I studied psychology as an undergraduate, and I have found this incredibly useful in my day-to-day practice. In the management of low back pain, and spine conditions in general, I have found there is a strong positive association between psychologic well-being and successful surgical and non-surgical outcomes. Having patients recognize this early on in the course of their disease process is an area I focus on with new patients.
I work as a general internist focused on perioperative care of patients having spine surgery. This is a very niche area, and I work closely and collaboratively with a group of 14 spine surgeons, which I enjoy very much. I also have a small private practice of general medicine patients that I follow longitudinally as well.
I am a new member of NASS, having joined two years ago. I joined to learn and share unique approaches to optimizing perioperative outcomes for patients undergoing spine surgery. I’m a firm believer that select interventions before surgery can impact not only the surgical episode of care, but have potentially lifelong consequences (eg smoking cessation, management of cardiovascular disease and a focus on healthy nutrition and weight). There is a wealth of literature on perioperative care outside of spine surgery, as well as exciting opportunities to study within spine care. I have been impressed with the quality of presentations at national meetings, yet also see some real opportunities for expansion of the work on perioperative care in this arena, especially in the area of geriatric health and management of frailty.

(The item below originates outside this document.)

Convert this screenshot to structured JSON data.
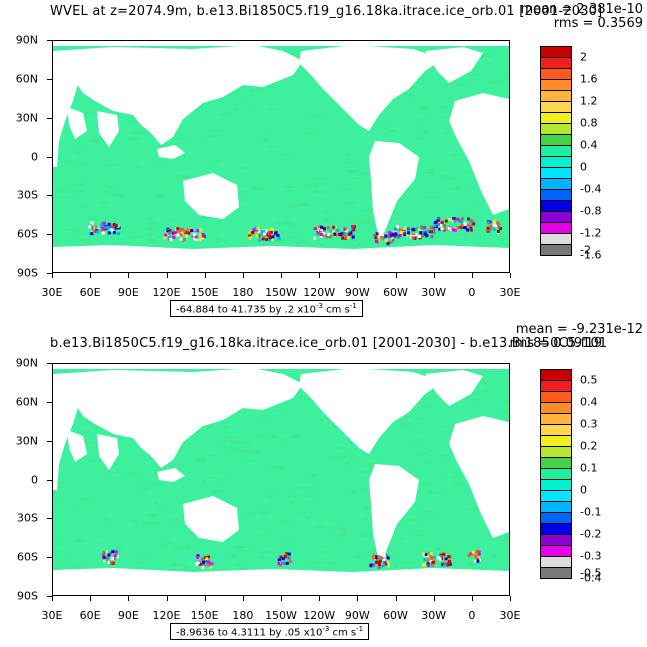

Helping underserved patients to rapidly access appropriate care, and effectively utilize community resources, has been a challenge at times. While this issue is not unique to spine care, the timeliness of certain spine-related diagnosis highlights a certain urgency, and advocating for patients with limited resources can be a frustrating part of the day-to-day practice.

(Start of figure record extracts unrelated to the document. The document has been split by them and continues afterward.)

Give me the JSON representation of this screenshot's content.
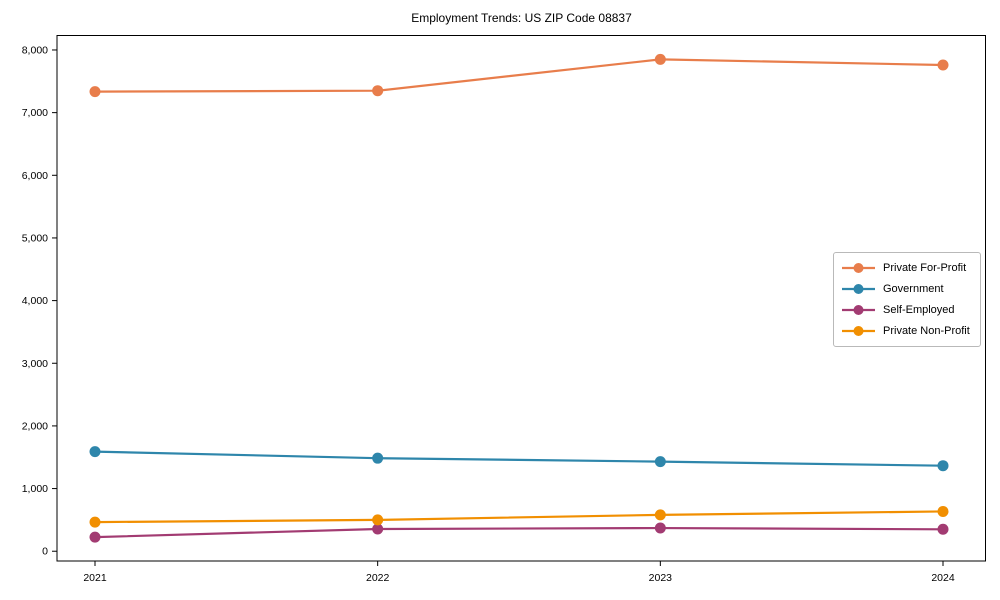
{
  "chart_data": {
    "type": "line",
    "title": "Employment Trends: US ZIP Code 08837",
    "categories": [
      "2021",
      "2022",
      "2023",
      "2024"
    ],
    "series": [
      {
        "name": "Private For-Profit",
        "color": "#E87D4B",
        "values": [
          7335,
          7350,
          7850,
          7760
        ]
      },
      {
        "name": "Government",
        "color": "#2E86AB",
        "values": [
          1590,
          1485,
          1430,
          1365
        ]
      },
      {
        "name": "Self-Employed",
        "color": "#A23B72",
        "values": [
          225,
          355,
          370,
          350
        ]
      },
      {
        "name": "Private Non-Profit",
        "color": "#F18F01",
        "values": [
          465,
          500,
          580,
          635
        ]
      }
    ],
    "xlabel": "",
    "ylabel": "",
    "ylim": [
      -156,
      8231
    ],
    "yticks": [
      0,
      1000,
      2000,
      3000,
      4000,
      5000,
      6000,
      7000,
      8000
    ],
    "ytick_format": "comma",
    "grid": false,
    "legend_position": "center-right",
    "marker": "circle",
    "axes_color": "#000000",
    "background_color": "#ffffff"
  }
}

SpineLine is an excellent publication, and one that I find readily applicable to my daily practice. I was initially invited to write several reviews, and later wanted to continue to help shed attention on key perioperative issues that I believe are crucial to successful surgical outcomes. The committee is focused on evidence-based and timely publications, addressing areas of controversy, and common clinical scenarios, and the committee vision is nicely aligned with that of NASS in general, and serves a broad provider audience.

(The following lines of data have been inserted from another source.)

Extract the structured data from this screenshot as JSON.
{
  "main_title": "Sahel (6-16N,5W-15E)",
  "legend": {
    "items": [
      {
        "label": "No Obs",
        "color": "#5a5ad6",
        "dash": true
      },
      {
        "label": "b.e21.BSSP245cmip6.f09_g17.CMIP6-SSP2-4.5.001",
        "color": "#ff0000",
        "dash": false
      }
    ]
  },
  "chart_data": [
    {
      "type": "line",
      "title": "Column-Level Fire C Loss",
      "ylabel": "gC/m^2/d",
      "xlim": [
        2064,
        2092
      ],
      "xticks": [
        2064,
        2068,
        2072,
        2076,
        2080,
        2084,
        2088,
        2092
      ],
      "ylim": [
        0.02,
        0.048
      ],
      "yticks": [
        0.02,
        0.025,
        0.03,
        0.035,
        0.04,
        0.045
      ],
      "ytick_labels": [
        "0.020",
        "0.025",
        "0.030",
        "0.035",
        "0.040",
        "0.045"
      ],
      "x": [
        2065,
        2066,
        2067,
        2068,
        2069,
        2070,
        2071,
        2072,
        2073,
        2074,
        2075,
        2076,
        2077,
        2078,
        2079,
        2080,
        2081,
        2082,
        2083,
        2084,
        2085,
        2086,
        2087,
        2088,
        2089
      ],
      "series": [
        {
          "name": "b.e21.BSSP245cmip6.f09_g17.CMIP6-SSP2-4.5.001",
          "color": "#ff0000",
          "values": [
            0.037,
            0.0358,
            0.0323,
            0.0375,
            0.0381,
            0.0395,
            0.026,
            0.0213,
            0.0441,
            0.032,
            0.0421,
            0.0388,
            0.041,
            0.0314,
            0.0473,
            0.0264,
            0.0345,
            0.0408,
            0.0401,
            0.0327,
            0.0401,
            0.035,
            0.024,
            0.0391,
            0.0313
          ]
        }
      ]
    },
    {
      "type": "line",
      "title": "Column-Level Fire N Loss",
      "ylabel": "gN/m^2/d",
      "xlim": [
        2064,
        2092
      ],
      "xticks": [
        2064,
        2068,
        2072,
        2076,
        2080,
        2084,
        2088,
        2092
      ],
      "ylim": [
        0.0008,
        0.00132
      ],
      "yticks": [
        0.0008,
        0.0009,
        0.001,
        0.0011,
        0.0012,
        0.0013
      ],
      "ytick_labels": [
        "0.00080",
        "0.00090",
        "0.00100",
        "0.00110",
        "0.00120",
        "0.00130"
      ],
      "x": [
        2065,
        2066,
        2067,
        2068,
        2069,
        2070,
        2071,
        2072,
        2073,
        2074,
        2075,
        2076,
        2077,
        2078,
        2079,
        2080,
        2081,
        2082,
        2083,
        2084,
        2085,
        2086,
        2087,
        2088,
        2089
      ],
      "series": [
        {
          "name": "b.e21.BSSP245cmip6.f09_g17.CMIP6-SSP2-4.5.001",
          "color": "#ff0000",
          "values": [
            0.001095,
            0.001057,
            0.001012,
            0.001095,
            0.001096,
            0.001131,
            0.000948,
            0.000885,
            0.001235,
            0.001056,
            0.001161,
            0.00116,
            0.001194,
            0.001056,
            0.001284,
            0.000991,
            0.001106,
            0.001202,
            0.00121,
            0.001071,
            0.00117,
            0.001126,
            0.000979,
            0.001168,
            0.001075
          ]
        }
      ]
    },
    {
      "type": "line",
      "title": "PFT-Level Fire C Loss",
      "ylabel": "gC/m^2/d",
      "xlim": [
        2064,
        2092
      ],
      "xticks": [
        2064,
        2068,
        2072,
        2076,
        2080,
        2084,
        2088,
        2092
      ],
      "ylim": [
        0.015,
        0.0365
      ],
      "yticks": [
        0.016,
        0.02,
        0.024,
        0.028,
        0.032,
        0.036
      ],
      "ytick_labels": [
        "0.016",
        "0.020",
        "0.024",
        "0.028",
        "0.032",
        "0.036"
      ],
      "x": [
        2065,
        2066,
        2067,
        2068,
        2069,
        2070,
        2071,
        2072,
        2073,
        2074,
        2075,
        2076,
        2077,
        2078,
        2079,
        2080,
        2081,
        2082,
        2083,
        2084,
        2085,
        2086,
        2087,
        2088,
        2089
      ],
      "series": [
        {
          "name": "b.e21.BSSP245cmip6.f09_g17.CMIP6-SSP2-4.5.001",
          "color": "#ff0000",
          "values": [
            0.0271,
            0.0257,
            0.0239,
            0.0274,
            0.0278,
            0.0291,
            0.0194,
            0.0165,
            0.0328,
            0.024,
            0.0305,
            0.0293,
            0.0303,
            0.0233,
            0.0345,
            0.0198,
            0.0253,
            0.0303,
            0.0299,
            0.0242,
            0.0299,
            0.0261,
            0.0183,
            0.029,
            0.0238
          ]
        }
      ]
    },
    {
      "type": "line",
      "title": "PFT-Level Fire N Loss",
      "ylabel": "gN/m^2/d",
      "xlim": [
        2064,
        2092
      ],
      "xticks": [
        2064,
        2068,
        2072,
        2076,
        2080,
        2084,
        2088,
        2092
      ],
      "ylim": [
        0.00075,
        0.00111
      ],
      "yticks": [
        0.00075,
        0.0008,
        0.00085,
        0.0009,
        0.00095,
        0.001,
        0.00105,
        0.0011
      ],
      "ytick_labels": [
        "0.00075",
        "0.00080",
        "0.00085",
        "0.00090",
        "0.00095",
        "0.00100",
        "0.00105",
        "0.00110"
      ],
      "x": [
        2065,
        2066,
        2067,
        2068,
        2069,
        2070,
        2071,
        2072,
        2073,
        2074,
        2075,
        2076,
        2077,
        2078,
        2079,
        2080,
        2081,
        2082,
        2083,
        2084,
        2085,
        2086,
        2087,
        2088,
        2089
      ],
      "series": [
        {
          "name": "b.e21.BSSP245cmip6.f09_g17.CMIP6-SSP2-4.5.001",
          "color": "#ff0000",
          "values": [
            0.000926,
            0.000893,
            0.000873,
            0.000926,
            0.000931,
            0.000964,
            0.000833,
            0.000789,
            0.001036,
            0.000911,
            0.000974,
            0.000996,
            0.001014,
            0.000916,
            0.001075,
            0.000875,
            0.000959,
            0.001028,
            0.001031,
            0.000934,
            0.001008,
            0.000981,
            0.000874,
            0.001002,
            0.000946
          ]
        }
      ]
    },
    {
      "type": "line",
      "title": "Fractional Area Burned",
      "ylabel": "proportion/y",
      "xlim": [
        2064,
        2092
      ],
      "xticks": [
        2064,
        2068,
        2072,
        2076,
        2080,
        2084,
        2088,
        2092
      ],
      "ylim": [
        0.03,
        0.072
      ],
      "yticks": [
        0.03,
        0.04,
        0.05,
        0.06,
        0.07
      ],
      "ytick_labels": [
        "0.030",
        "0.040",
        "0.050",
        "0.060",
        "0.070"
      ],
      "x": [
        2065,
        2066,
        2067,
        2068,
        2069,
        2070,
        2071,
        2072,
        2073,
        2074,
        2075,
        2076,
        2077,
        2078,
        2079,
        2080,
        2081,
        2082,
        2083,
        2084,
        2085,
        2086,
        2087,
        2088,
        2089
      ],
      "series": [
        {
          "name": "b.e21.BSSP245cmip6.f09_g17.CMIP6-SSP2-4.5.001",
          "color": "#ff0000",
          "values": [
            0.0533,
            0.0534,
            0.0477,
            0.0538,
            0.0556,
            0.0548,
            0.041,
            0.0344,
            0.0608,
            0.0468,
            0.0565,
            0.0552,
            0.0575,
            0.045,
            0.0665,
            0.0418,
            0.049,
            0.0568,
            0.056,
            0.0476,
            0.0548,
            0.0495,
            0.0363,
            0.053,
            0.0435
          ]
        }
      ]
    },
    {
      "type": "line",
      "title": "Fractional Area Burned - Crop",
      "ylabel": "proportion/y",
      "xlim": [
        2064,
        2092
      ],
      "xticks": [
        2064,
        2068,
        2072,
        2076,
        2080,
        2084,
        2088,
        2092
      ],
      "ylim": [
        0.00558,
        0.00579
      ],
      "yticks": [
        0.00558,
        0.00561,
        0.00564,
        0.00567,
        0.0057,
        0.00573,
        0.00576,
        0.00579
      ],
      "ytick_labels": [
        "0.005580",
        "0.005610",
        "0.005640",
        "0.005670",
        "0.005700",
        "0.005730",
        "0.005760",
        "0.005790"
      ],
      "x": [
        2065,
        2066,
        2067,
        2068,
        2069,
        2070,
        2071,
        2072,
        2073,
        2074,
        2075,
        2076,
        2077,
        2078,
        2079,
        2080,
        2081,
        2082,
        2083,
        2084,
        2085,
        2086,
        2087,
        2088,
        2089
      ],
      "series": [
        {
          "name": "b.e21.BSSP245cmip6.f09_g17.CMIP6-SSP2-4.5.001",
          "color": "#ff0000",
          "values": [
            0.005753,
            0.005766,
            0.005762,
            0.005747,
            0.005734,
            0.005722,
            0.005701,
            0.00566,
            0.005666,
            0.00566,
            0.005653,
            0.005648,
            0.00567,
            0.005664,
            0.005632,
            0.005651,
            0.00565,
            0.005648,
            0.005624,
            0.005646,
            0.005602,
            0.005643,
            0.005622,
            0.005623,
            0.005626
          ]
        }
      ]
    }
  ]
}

The meetings are an excellent way to network, and see the unique research taking place across the globe. Additionally, the challenges faced by many providers are similar, and it is helpful for me to see different strategies for tackling similar problems.
I think navigating a patient population that is often managed with opioid therapy over the long-term, before I even meet them, has been a real challenge for myself and colleagues. Striking a balance of doing no harm with effective pain management strategies has become an art and requires patience and time-intensive discussions with patients that can be challenging in the present healthcare environment.
I think the media has effectively covered the frustrations of many consumers, but at times not highlighted the success of certain government and private-sector programs that have been successful in preventive and proactive care. This later area needs more attention both from a media coverage standpoint, and with provider care, to help emphasize an increased proactive role patients can take in managing their health.
I read, mostly non-fiction, and love historical biographies. The Invention of Nature: Alexander von Humboldt’s New World (by Andrea Wulf), and Alexander Hamilton (by Ron Chernow) are two recent books I really enjoyed.